After suffering at the hands of two marina staff, one who didn't speak English and one who was a Latino incompetent lazy sexist sod, we felt safely berthed after an hour and a half. The problem was there was a tangled mess of mooring lines, some too short, some attached to nothing and the terrible two didn't seem to care. Our men folk sorted it out eventually and we had a much needed boat-made sangria. The town was well worth the incompetent marina staff however.
We wandered amongst all the attractive Spanish families on holiday ( what a relief after Sant Antoni!) along the waterfront to Les Barques restaurant, again recommended by TripAdvisor. It was in an atmospheric little square surrounded by pastel painted buildings. We tried tapas again - octopus, cuttlefish, white bait or equivalent, sardines, huevos rotos or broken egg, and the Denia speciality, tomacat. Despite our initial concern, the last was the best - eggplant, tomatoes, garlic, tuna and delicious oil. We then wandered on to the main street where, to our surprise and delight, the annual festival celebrating the Christian victory over the Musselmen was in full swing. It is also the festival of Sant Roc, the patron saint of the town (and the curer and survivor of the plague.)

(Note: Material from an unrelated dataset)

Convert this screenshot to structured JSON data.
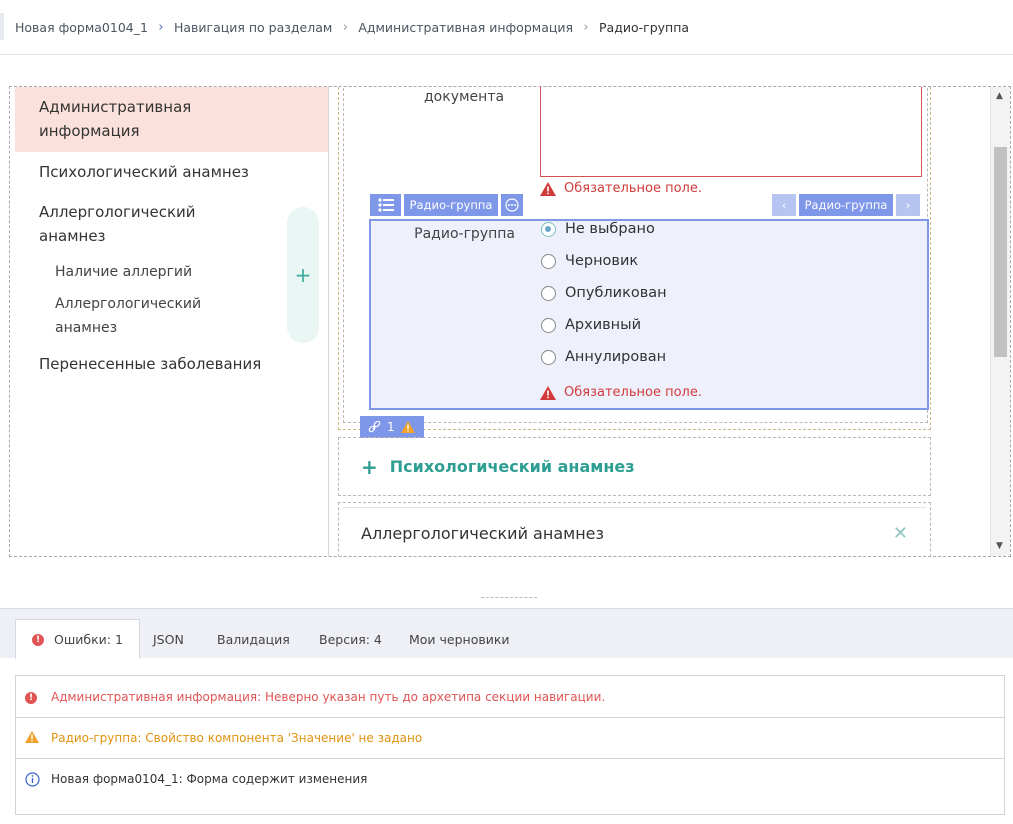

Men dressed as Turks, with voluminous trousers, velvet vests with Arabic writing on the back, full sleeved shirts and fezzes were obviously going to be the vanquished. Row after row of men (and one of women) dressed in short Roman-like tunics and belts with sandals or calf length boots, led by children carrying a banner and a man with either a blunder bus or twirling staff, came marching along, arms folded and shoulder to shoulder. No wonder they won! Each group had a band behind, which always featured double kettle drums on wheels. One group were called Hospitallers and most wore crosses on their tunics. Another group were Knights in armour and spectacular capes. They finally all gathered on a stage, speeches were made which Google tells us were the Moors and Crusader ambassadors negotiating, and failing and then going into battle. This was probably signified by the blunder busses being fired, which not only startled us but deafened us as well.
We caught a free solar-powered, very slow ferry back to our boat, settled into bed, only to be galvanised out by loud explosions. We were extremely close to, if not on top of, the midnight fireworks display which was spectacular. A great experience and a great festive night.
Next day on to Valencia. It started as Bollinger sailing too, but then got up to around 20 knots so a bit of reefing down and changing of for'sails were required. After a spirited 40 mile sail we made it to Marina Real Juan Carlos 1, a very nice marina that was purpose built for America Cup races.